''...''

21 1 0
                                    

Anka anlatmayı bitirdiğinde Uzay sanki ondan daha yorgundu. Islanmış gözaltlarını elinin tersiyle silerken mırıldandı.

''Küçükken çok istediğim o uzay mekiğini bana almadıklarında bile bu kadar üzülmemiştim Kelebek.''

Anka onun bu benzetmesine acı bir tebessüm etti. Elini erkek tıraşı olan saçlarında uzun süre gezdirdi. Oysa o hiçbir zaman oyuncak isteyen bir kız olamamıştı. Hatta bunun için ağlayan diğer kızları da eline verseler kafalarına otururdu.
Sustu. Uzun süre ikisi de konuşmadı. Sustukları herşey aslında aralarında başlayacak koyu bir sohbete neden olabilirdi ama ikisi de konuşmak istemiyor gibiydi. Kalkıp gidebilirlerdi, fakat ikiside burada beraber olmaktan memnunlardı.
Bu çatı... Sonu olmayan birşeyin başlangıcıydı. Uzay burayı kendi elleriyle bir ev sıcaklığına dönüştürmüştü. Mesela bir tane puf almıştı işten dönerken, üzerinde oturup sayfalarca kitap okuma umuduyla. Semaver almıştı bir tane, çok yakmazdı altını ama nadiren de olsa çay şart! Ertesi gün buraya geleceği kesinse yanında yedek bir kitap getirirdi. Kitabı burada bırakır, iş çıkışı geldiğinde elindekini bitirir diğerine başlardı. Hem böylelikle eve uğramadan direkt buranın yolunu tutardı işte.
Akşamları daha güzeldi çatı. Sabah pek bir numarası kalmıyordu. Çıkıp sadece insanları izlerdiniz bu kadar. Akşam çıkıp karanlığı izlemek başka bir olay.

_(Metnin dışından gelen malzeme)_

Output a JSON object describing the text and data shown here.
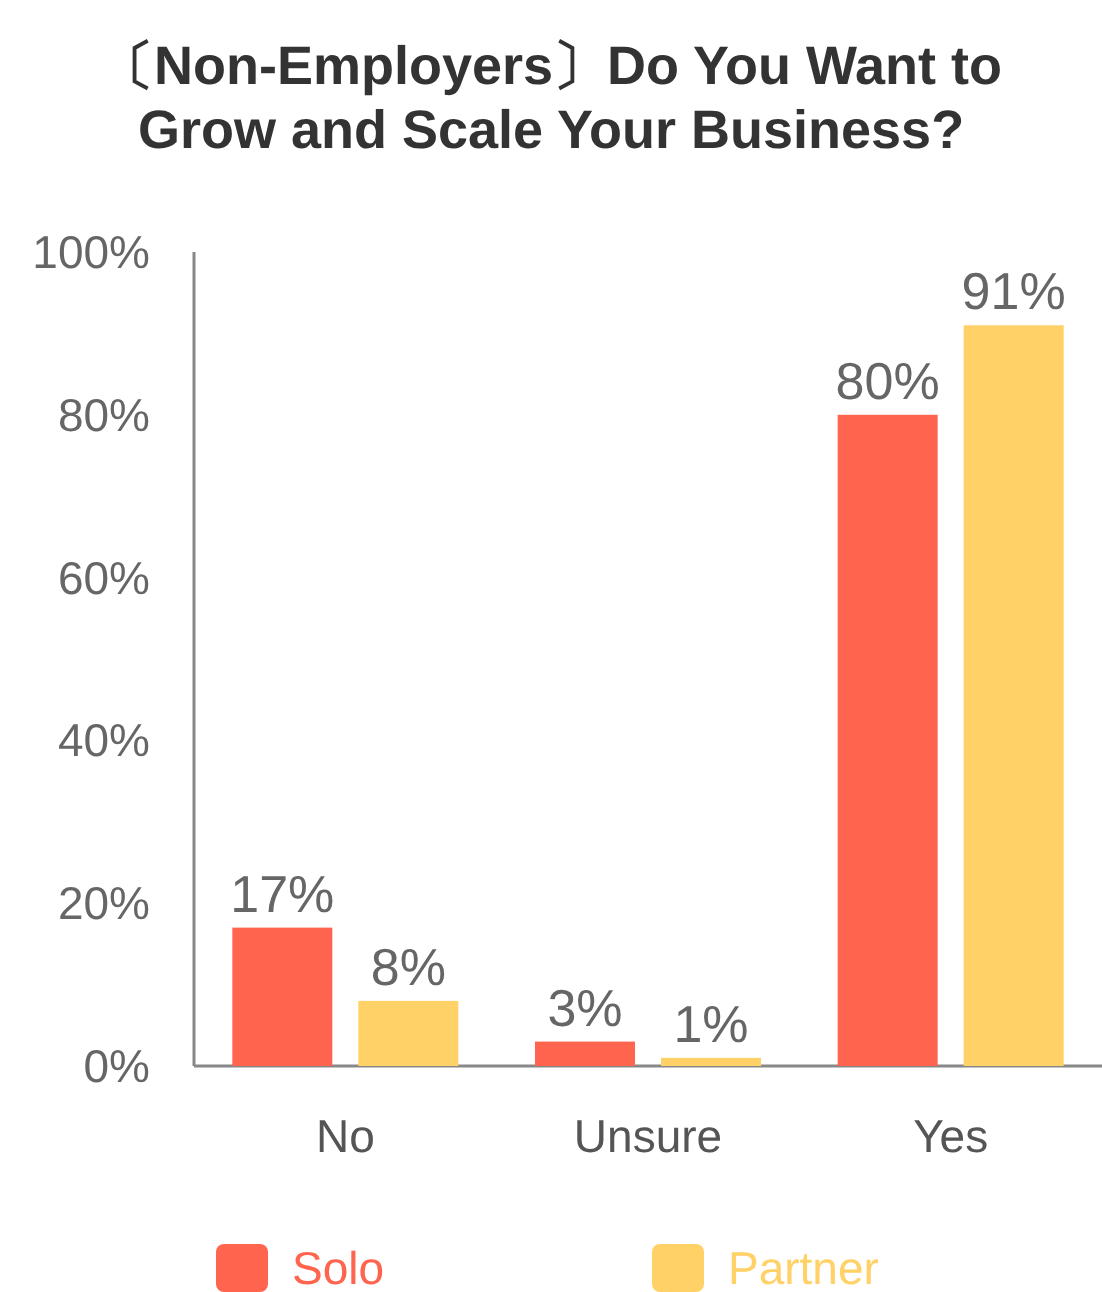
{
  "chart_data": {
    "type": "bar",
    "title": "〔Non-Employers〕Do You Want to\nGrow and Scale Your Business?",
    "categories": [
      "No",
      "Unsure",
      "Yes"
    ],
    "series": [
      {
        "name": "Solo",
        "color": "#ff644e",
        "values": [
          17,
          3,
          80
        ]
      },
      {
        "name": "Partner",
        "color": "#ffd166",
        "values": [
          8,
          1,
          91
        ]
      }
    ],
    "ylim": [
      0,
      100
    ],
    "yticks": [
      {
        "value": 0,
        "label": "0%"
      },
      {
        "value": 20,
        "label": "20%"
      },
      {
        "value": 40,
        "label": "40%"
      },
      {
        "value": 60,
        "label": "60%"
      },
      {
        "value": 80,
        "label": "80%"
      },
      {
        "value": 100,
        "label": "100%"
      }
    ],
    "value_labels": [
      [
        "17%",
        "3%",
        "80%"
      ],
      [
        "8%",
        "1%",
        "91%"
      ]
    ],
    "grid": false,
    "legend": "bottom"
  }
}
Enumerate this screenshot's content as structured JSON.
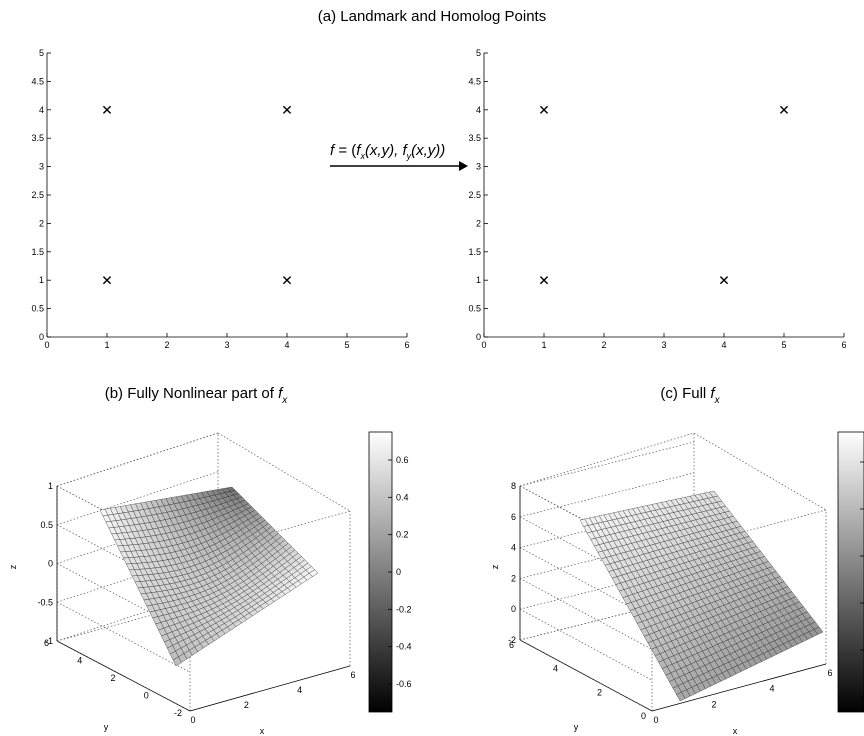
{
  "figure": {
    "title_a": "(a) Landmark and Homolog Points",
    "title_b": "(b) Fully Nonlinear part of ",
    "title_b_var": "f",
    "title_b_sub": "x",
    "title_c": "(c) Full ",
    "title_c_var": "f",
    "title_c_sub": "x",
    "mapping_label": {
      "f": "f",
      "eq": " = (",
      "f1": "f",
      "s1": "x",
      "a1": "(x,y), ",
      "f2": "f",
      "s2": "y",
      "a2": "(x,y))"
    }
  },
  "chart_data": [
    {
      "type": "scatter",
      "panel": "a-left",
      "x": [
        1,
        4,
        1,
        4
      ],
      "y": [
        4,
        4,
        1,
        1
      ],
      "marker": "x",
      "xlim": [
        0,
        6
      ],
      "ylim": [
        0,
        5
      ],
      "xticks": [
        "0",
        "1",
        "2",
        "3",
        "4",
        "5",
        "6"
      ],
      "yticks": [
        "0",
        "0.5",
        "1",
        "1.5",
        "2",
        "2.5",
        "3",
        "3.5",
        "4",
        "4.5",
        "5"
      ]
    },
    {
      "type": "scatter",
      "panel": "a-right",
      "x": [
        1,
        5,
        1,
        4
      ],
      "y": [
        4,
        4,
        1,
        1
      ],
      "marker": "x",
      "xlim": [
        0,
        6
      ],
      "ylim": [
        0,
        5
      ],
      "xticks": [
        "0",
        "1",
        "2",
        "3",
        "4",
        "5",
        "6"
      ],
      "yticks": [
        "0",
        "0.5",
        "1",
        "1.5",
        "2",
        "2.5",
        "3",
        "3.5",
        "4",
        "4.5",
        "5"
      ]
    },
    {
      "type": "surface",
      "panel": "b",
      "xlabel": "x",
      "ylabel": "y",
      "zlabel": "z",
      "xlim": [
        0,
        6
      ],
      "ylim": [
        -2,
        6
      ],
      "zlim": [
        -1,
        1
      ],
      "xticks": [
        "0",
        "2",
        "4",
        "6"
      ],
      "yticks": [
        "-2",
        "0",
        "2",
        "4",
        "6"
      ],
      "zticks": [
        "-1",
        "-0.5",
        "0",
        "0.5",
        "1"
      ],
      "colorbar_ticks": [
        "0.6",
        "0.4",
        "0.2",
        "0",
        "-0.2",
        "-0.4",
        "-0.6"
      ],
      "colorbar_range": [
        -0.75,
        0.75
      ],
      "colormap": "gray"
    },
    {
      "type": "surface",
      "panel": "c",
      "xlabel": "x",
      "ylabel": "y",
      "zlabel": "z",
      "xlim": [
        0,
        6
      ],
      "ylim": [
        0,
        6
      ],
      "zlim": [
        -2,
        8
      ],
      "xticks": [
        "0",
        "2",
        "4",
        "6"
      ],
      "yticks": [
        "0",
        "2",
        "4",
        "6"
      ],
      "zticks": [
        "-2",
        "0",
        "2",
        "4",
        "6",
        "8"
      ],
      "colormap": "gray"
    }
  ]
}
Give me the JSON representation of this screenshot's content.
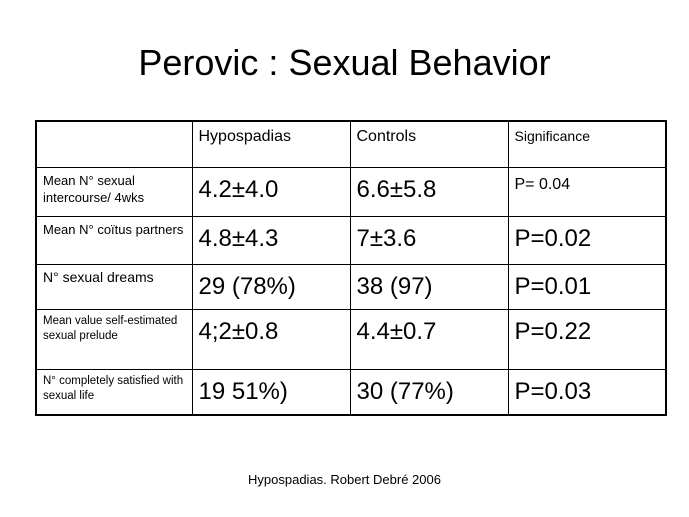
{
  "title": "Perovic : Sexual Behavior",
  "table": {
    "header": [
      "Hypospadias",
      "Controls",
      "Significance"
    ],
    "rows": [
      [
        "Mean N° sexual intercourse/ 4wks",
        "4.2±4.0",
        "6.6±5.8",
        "P= 0.04"
      ],
      [
        "Mean N° coïtus partners",
        "4.8±4.3",
        "7±3.6",
        "P=0.02"
      ],
      [
        "N° sexual dreams",
        "29 (78%)",
        "38 (97)",
        "P=0.01"
      ],
      [
        "Mean value self-estimated sexual prelude",
        "4;2±0.8",
        "4.4±0.7",
        "P=0.22"
      ],
      [
        "N° completely satisfied with sexual life",
        "19 51%)",
        "30 (77%)",
        "P=0.03"
      ]
    ]
  },
  "footer": "Hypospadias. Robert Debré 2006"
}
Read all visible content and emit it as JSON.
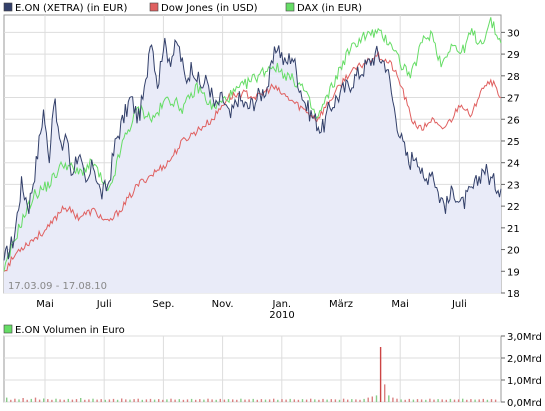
{
  "chart_data": [
    {
      "type": "line",
      "legend": [
        {
          "name": "E.ON (XETRA) (in EUR)",
          "color": "#33406a"
        },
        {
          "name": "Dow Jones (in USD)",
          "color": "#e06060"
        },
        {
          "name": "DAX (in EUR)",
          "color": "#66dd66"
        }
      ],
      "y_ticks": [
        "18",
        "19",
        "20",
        "21",
        "22",
        "23",
        "24",
        "25",
        "26",
        "27",
        "28",
        "29",
        "30"
      ],
      "ylim": [
        18,
        30.8
      ],
      "x_ticks": [
        "Mai",
        "Juli",
        "Sep.",
        "Nov.",
        "Jan.",
        "März",
        "Mai",
        "Juli"
      ],
      "x_year_label": "2010",
      "date_range_label": "17.03.09 - 17.08.10",
      "grid": true,
      "series": [
        {
          "name": "E.ON (XETRA) (in EUR)",
          "color": "#33406a",
          "fill": "#e8eaf7",
          "points": [
            [
              0,
              19.5
            ],
            [
              0.02,
              20.5
            ],
            [
              0.035,
              23.0
            ],
            [
              0.05,
              22.0
            ],
            [
              0.065,
              24.0
            ],
            [
              0.08,
              26.5
            ],
            [
              0.09,
              24.0
            ],
            [
              0.1,
              27.0
            ],
            [
              0.115,
              24.5
            ],
            [
              0.125,
              25.5
            ],
            [
              0.135,
              23.5
            ],
            [
              0.15,
              24.5
            ],
            [
              0.165,
              22.8
            ],
            [
              0.18,
              24.0
            ],
            [
              0.195,
              22.5
            ],
            [
              0.21,
              23.0
            ],
            [
              0.225,
              25.0
            ],
            [
              0.24,
              26.0
            ],
            [
              0.255,
              27.0
            ],
            [
              0.27,
              26.0
            ],
            [
              0.285,
              27.5
            ],
            [
              0.295,
              30.0
            ],
            [
              0.31,
              27.5
            ],
            [
              0.32,
              29.5
            ],
            [
              0.335,
              28.8
            ],
            [
              0.35,
              29.5
            ],
            [
              0.365,
              27.8
            ],
            [
              0.38,
              28.5
            ],
            [
              0.395,
              27.5
            ],
            [
              0.41,
              27.8
            ],
            [
              0.425,
              26.5
            ],
            [
              0.44,
              27.0
            ],
            [
              0.455,
              26.0
            ],
            [
              0.47,
              27.0
            ],
            [
              0.49,
              26.5
            ],
            [
              0.51,
              27.0
            ],
            [
              0.53,
              27.5
            ],
            [
              0.55,
              29.5
            ],
            [
              0.565,
              28.5
            ],
            [
              0.58,
              29.0
            ],
            [
              0.595,
              27.5
            ],
            [
              0.61,
              26.5
            ],
            [
              0.625,
              26.0
            ],
            [
              0.64,
              25.5
            ],
            [
              0.655,
              26.5
            ],
            [
              0.67,
              27.0
            ],
            [
              0.69,
              27.5
            ],
            [
              0.71,
              28.0
            ],
            [
              0.73,
              28.5
            ],
            [
              0.75,
              29.0
            ],
            [
              0.77,
              28.5
            ],
            [
              0.785,
              26.5
            ],
            [
              0.8,
              25.0
            ],
            [
              0.815,
              24.0
            ],
            [
              0.83,
              24.5
            ],
            [
              0.845,
              23.0
            ],
            [
              0.86,
              23.8
            ],
            [
              0.875,
              22.5
            ],
            [
              0.89,
              22.0
            ],
            [
              0.905,
              22.8
            ],
            [
              0.92,
              22.0
            ],
            [
              0.935,
              22.5
            ],
            [
              0.95,
              23.0
            ],
            [
              0.965,
              23.8
            ],
            [
              0.98,
              23.2
            ],
            [
              1.0,
              22.8
            ]
          ]
        },
        {
          "name": "Dow Jones (in USD)",
          "color": "#e06060",
          "points": [
            [
              0,
              19.0
            ],
            [
              0.03,
              20.0
            ],
            [
              0.06,
              20.5
            ],
            [
              0.09,
              21.0
            ],
            [
              0.12,
              22.0
            ],
            [
              0.15,
              21.5
            ],
            [
              0.18,
              21.8
            ],
            [
              0.21,
              21.2
            ],
            [
              0.24,
              22.0
            ],
            [
              0.27,
              23.0
            ],
            [
              0.3,
              23.5
            ],
            [
              0.33,
              24.0
            ],
            [
              0.36,
              25.0
            ],
            [
              0.39,
              25.5
            ],
            [
              0.42,
              26.0
            ],
            [
              0.45,
              27.0
            ],
            [
              0.48,
              27.2
            ],
            [
              0.51,
              27.0
            ],
            [
              0.54,
              27.5
            ],
            [
              0.57,
              27.0
            ],
            [
              0.6,
              26.5
            ],
            [
              0.63,
              26.0
            ],
            [
              0.66,
              27.0
            ],
            [
              0.69,
              28.0
            ],
            [
              0.72,
              28.5
            ],
            [
              0.75,
              29.0
            ],
            [
              0.78,
              28.5
            ],
            [
              0.8,
              27.5
            ],
            [
              0.82,
              26.0
            ],
            [
              0.84,
              25.5
            ],
            [
              0.86,
              26.0
            ],
            [
              0.88,
              25.5
            ],
            [
              0.9,
              26.0
            ],
            [
              0.92,
              26.8
            ],
            [
              0.94,
              26.0
            ],
            [
              0.96,
              27.5
            ],
            [
              0.98,
              27.8
            ],
            [
              1.0,
              27.0
            ]
          ]
        },
        {
          "name": "DAX (in EUR)",
          "color": "#66dd66",
          "points": [
            [
              0,
              19.0
            ],
            [
              0.03,
              21.0
            ],
            [
              0.06,
              22.5
            ],
            [
              0.09,
              23.0
            ],
            [
              0.12,
              24.0
            ],
            [
              0.15,
              23.5
            ],
            [
              0.18,
              24.0
            ],
            [
              0.21,
              22.5
            ],
            [
              0.24,
              25.0
            ],
            [
              0.27,
              26.5
            ],
            [
              0.3,
              26.0
            ],
            [
              0.33,
              27.0
            ],
            [
              0.36,
              26.5
            ],
            [
              0.39,
              27.5
            ],
            [
              0.42,
              26.5
            ],
            [
              0.45,
              27.0
            ],
            [
              0.48,
              27.5
            ],
            [
              0.51,
              28.0
            ],
            [
              0.54,
              28.5
            ],
            [
              0.57,
              28.0
            ],
            [
              0.6,
              27.5
            ],
            [
              0.63,
              26.0
            ],
            [
              0.66,
              27.5
            ],
            [
              0.69,
              29.0
            ],
            [
              0.72,
              29.8
            ],
            [
              0.75,
              30.0
            ],
            [
              0.78,
              29.5
            ],
            [
              0.8,
              28.5
            ],
            [
              0.82,
              28.0
            ],
            [
              0.84,
              29.5
            ],
            [
              0.86,
              30.0
            ],
            [
              0.88,
              28.5
            ],
            [
              0.9,
              29.5
            ],
            [
              0.92,
              29.0
            ],
            [
              0.94,
              30.0
            ],
            [
              0.96,
              29.5
            ],
            [
              0.98,
              30.5
            ],
            [
              1.0,
              29.5
            ]
          ]
        }
      ]
    },
    {
      "type": "bar",
      "legend": [
        {
          "name": "E.ON Volumen in Euro",
          "color": "#66dd66"
        }
      ],
      "y_ticks": [
        "0,0Mrd",
        "1,0Mrd",
        "2,0Mrd",
        "3,0Mrd"
      ],
      "ylim": [
        0,
        3.0
      ],
      "grid": true,
      "series": [
        {
          "name": "E.ON Volumen in Euro",
          "color": "#cc6666",
          "values": [
            0.2,
            0.1,
            0.15,
            0.12,
            0.18,
            0.1,
            0.14,
            0.2,
            0.11,
            0.16,
            0.13,
            0.1,
            0.15,
            0.12,
            0.1,
            0.14,
            0.11,
            0.13,
            0.18,
            0.1,
            0.12,
            0.15,
            0.11,
            0.13,
            0.1,
            0.12,
            0.14,
            0.1,
            0.16,
            0.12,
            0.11,
            0.13,
            0.15,
            0.1,
            0.12,
            0.14,
            0.11,
            0.13,
            0.1,
            0.12,
            0.15,
            0.11,
            0.13,
            0.1,
            0.12,
            0.14,
            0.1,
            0.13,
            0.11,
            0.15,
            0.12,
            0.1,
            0.14,
            0.11,
            0.13,
            0.12,
            0.1,
            0.15,
            0.11,
            0.12,
            0.14,
            0.1,
            0.13,
            0.11,
            0.12,
            0.15,
            0.1,
            0.13,
            0.11,
            0.14,
            0.12,
            0.1,
            0.13,
            0.11,
            0.15,
            0.12,
            0.1,
            0.14,
            0.11,
            0.13,
            0.12,
            0.1,
            0.15,
            0.11,
            0.13,
            0.12,
            0.1,
            0.14,
            0.2,
            0.25,
            0.3,
            2.5,
            0.8,
            0.3,
            0.2,
            0.15,
            0.12,
            0.1,
            0.14,
            0.11,
            0.13,
            0.12,
            0.1,
            0.15,
            0.11,
            0.13,
            0.12,
            0.1,
            0.14,
            0.11,
            0.12,
            0.15,
            0.1,
            0.13,
            0.11,
            0.12,
            0.14,
            0.1,
            0.13,
            0.11
          ]
        }
      ]
    }
  ]
}
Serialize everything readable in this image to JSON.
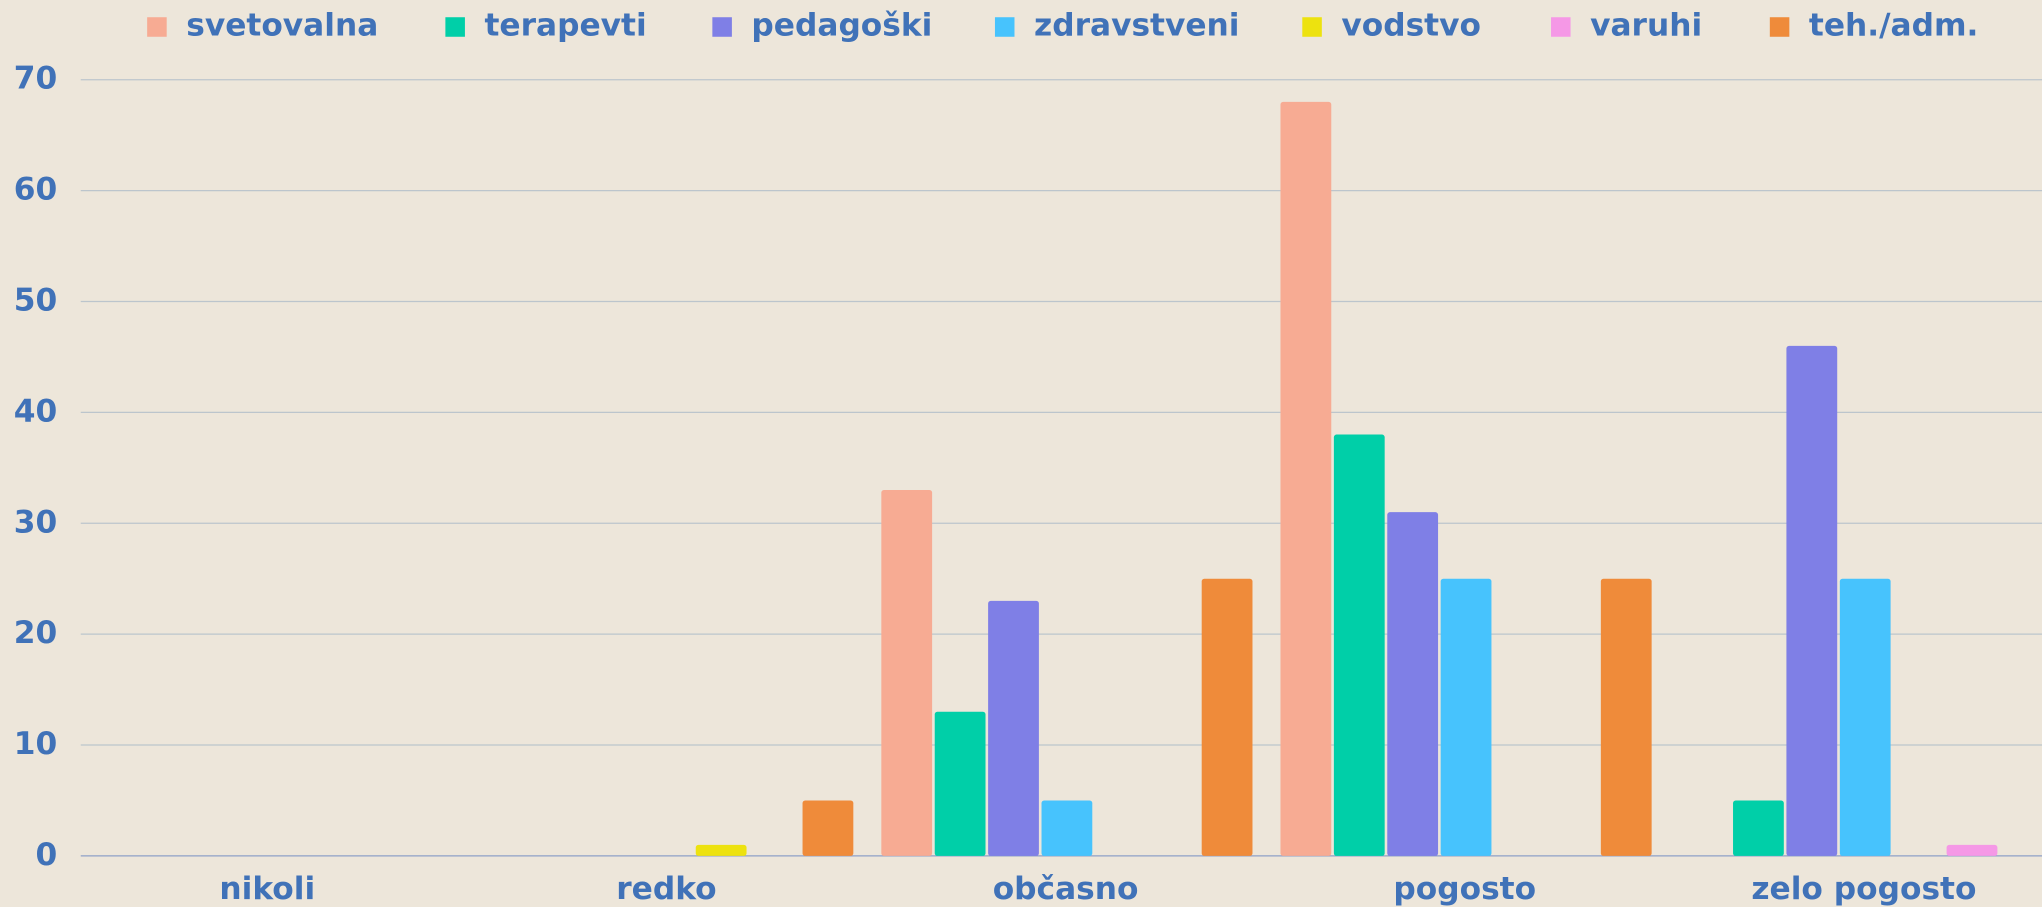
{
  "chart_data": {
    "type": "bar",
    "categories": [
      "nikoli",
      "redko",
      "občasno",
      "pogosto",
      "zelo pogosto"
    ],
    "series": [
      {
        "name": "svetovalna",
        "color": "#f7ab93",
        "values": [
          0,
          0,
          33,
          68,
          0
        ]
      },
      {
        "name": "terapevti",
        "color": "#00cfa8",
        "values": [
          0,
          0,
          13,
          38,
          5
        ]
      },
      {
        "name": "pedagoški",
        "color": "#7f7fe6",
        "values": [
          0,
          0,
          23,
          31,
          46
        ]
      },
      {
        "name": "zdravstveni",
        "color": "#47c3fd",
        "values": [
          0,
          0,
          5,
          25,
          25
        ]
      },
      {
        "name": "vodstvo",
        "color": "#ede20f",
        "values": [
          0,
          1,
          0,
          0,
          0
        ]
      },
      {
        "name": "varuhi",
        "color": "#f598e6",
        "values": [
          0,
          0,
          0,
          0,
          1
        ]
      },
      {
        "name": "teh./adm.",
        "color": "#ef8b3a",
        "values": [
          0,
          5,
          25,
          25,
          0
        ]
      }
    ],
    "ylim": [
      0,
      70
    ],
    "yticks": [
      0,
      10,
      20,
      30,
      40,
      50,
      60,
      70
    ],
    "grid": true,
    "legend": "top"
  }
}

''Ee?'' dedi Anka. ''Senin bir hikayen yok mu?''

''Yok.''

''Yapma astronot, yine yalan söylüyorsun.''

''Yalan iyidir Kelebek. Baksana senin doğrularını dinledim de ne oldu? Sigara yaksam yeridir şimdi.''

Anka bir anda onun sigara içip içmediğini gerçekten merak etti. Derdi olup sigaraya sarılan insanlar onun için standarttı. Yani birbirlerinden bir farkı olduklarını sanmıyordu. Derdi olup sigaraya sarılmayan insan özeldi. Bu yanındaki adam acaba acılarını ne ile dindirirdi. Lütfen bir sigara olmasın, lütfen. Tüm büyü bozulacak gibi hissetti Anka, Uzay'ı denemek istedi bir an için.

''İçebilirsin, sorun değil.''

Uzay gözlerini devirdi.

''Bir dal da sana mı vereyim? Hem ben sigara sevmem Kelebek, sana da tavsiye etmem. Bir günlük ömrünü de bir zehire kurban etme.''

''Sevindim, aynı fikirdeyiz.'' deyip göz kırptı Anka.

Ve tekrar sessizlik.
Ah.. Bu çatı nelere şahit oluyordu da ifade edecek imkanı yoktu.
Şimdi Anka Uzay'ın hikayesini dinlemek için bekliyor, Uzay'da kendinde anlatacak cesareti bulmaya çalışıyordu.
Saat gecenin bilmem kaçı. İki kişi var bir apartmanın çatısında.
Biri küçükken istediği uzay mekiği oyuncağına sahip olamadığı için hayata küskün, diğeri şımartıldıkça şımartılan çocukları izlerken haketmediği şeyleri yaşadığı için tüm insanlığa....
Uzay derin bir nefes çekti, sanki birazdan anlatacakları aslında kimseye anlatmaması gerekenlerdi. 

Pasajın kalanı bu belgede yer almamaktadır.